The experimental research of pregnancy immune tolerance induced by FTY720 via blocking S1P signal transduction pathway.

Objective: To investigate the effects of pregnancy immune tolerance induced by FTY720 via blocking S1P signal transduction pathway.

Methods: Immunohistochemistry was used to detect the expression of S1P in the decidua of pregnant rats. We have constructed S1P gene small interfering RNA (siRNA) lentiviral vector and overexpression S1P gene lentiviral vector and they are transferred into dendritic cell (DC), then observing the effect of adoptive transferring of FTY720 on the embryo loss rate of spontaneous abortion mouse model after transferring this two kinds of lentiviral vectors.

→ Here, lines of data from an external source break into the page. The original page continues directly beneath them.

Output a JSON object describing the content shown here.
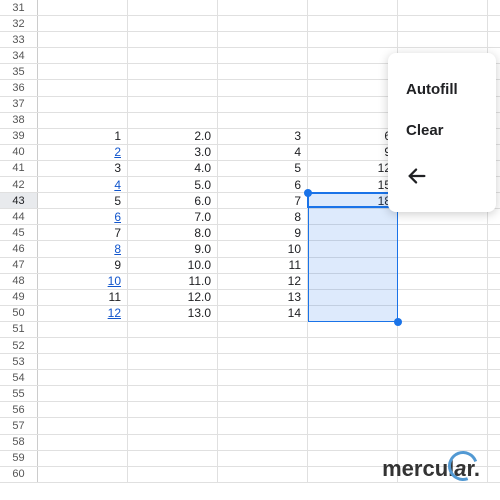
{
  "rows": {
    "start": 31,
    "end": 60,
    "activeRow": 43
  },
  "columns": {
    "B": {
      "39": "1",
      "40": "2",
      "41": "3",
      "42": "4",
      "43": "5",
      "44": "6",
      "45": "7",
      "46": "8",
      "47": "9",
      "48": "10",
      "49": "11",
      "50": "12",
      "linkRows": [
        40,
        42,
        44,
        46,
        48,
        50
      ]
    },
    "C": {
      "39": "2.0",
      "40": "3.0",
      "41": "4.0",
      "42": "5.0",
      "43": "6.0",
      "44": "7.0",
      "45": "8.0",
      "46": "9.0",
      "47": "10.0",
      "48": "11.0",
      "49": "12.0",
      "50": "13.0"
    },
    "D": {
      "39": "3",
      "40": "4",
      "41": "5",
      "42": "6",
      "43": "7",
      "44": "8",
      "45": "9",
      "46": "10",
      "47": "11",
      "48": "12",
      "49": "13",
      "50": "14"
    },
    "E": {
      "39": "6",
      "40": "9",
      "41": "12",
      "42": "15",
      "43": "18"
    }
  },
  "selection": {
    "startRow": 43,
    "endRow": 50,
    "col": "E"
  },
  "activeCell": {
    "row": 43,
    "col": "E"
  },
  "menu": {
    "items": [
      "Autofill",
      "Clear"
    ],
    "back": "←"
  },
  "watermark": {
    "text_before": "mercul",
    "text_o": "a",
    "text_after": "r."
  }
}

Results: (1) FTY720 had no significant effect on the embryo loss rate of the normal pregnant rats; (2) Adoptive transferring of FTY720 can significantly reduce the embryo loss rate of the spontaneous abortion mouse model. The expression of S1P in the decidua of spontaneous abortion mouse model was lower than that of normal pregnant rat (P < 0.05). (3) After transferring of S1P-siRNA lentiviral vector transfected DC, FTY720 could mild reduce the embryo loss rate of abortion mouse model (embryo loss rate was 11.5%) ( P < 0.05). However, the effect is far less than that of before adoptive transferring of S1P-siRNA lentivirus transfected DC. After the transferring of the overexpression of S1P gene lentiviral vector transfected DC, FTY720 can significantly reduce the rate of embryo loss in the spontaneous abortion mouse model (embryo loss rate decreased to 1.95%) ( P < 0.01). The effect was more obvious than that of no transfecting S1P gene lentiviral vector transfected DC.

Conclusion: FTY720 is secured in inducing immune tolerance during pregnancy by blocking the S1P signaling pathway.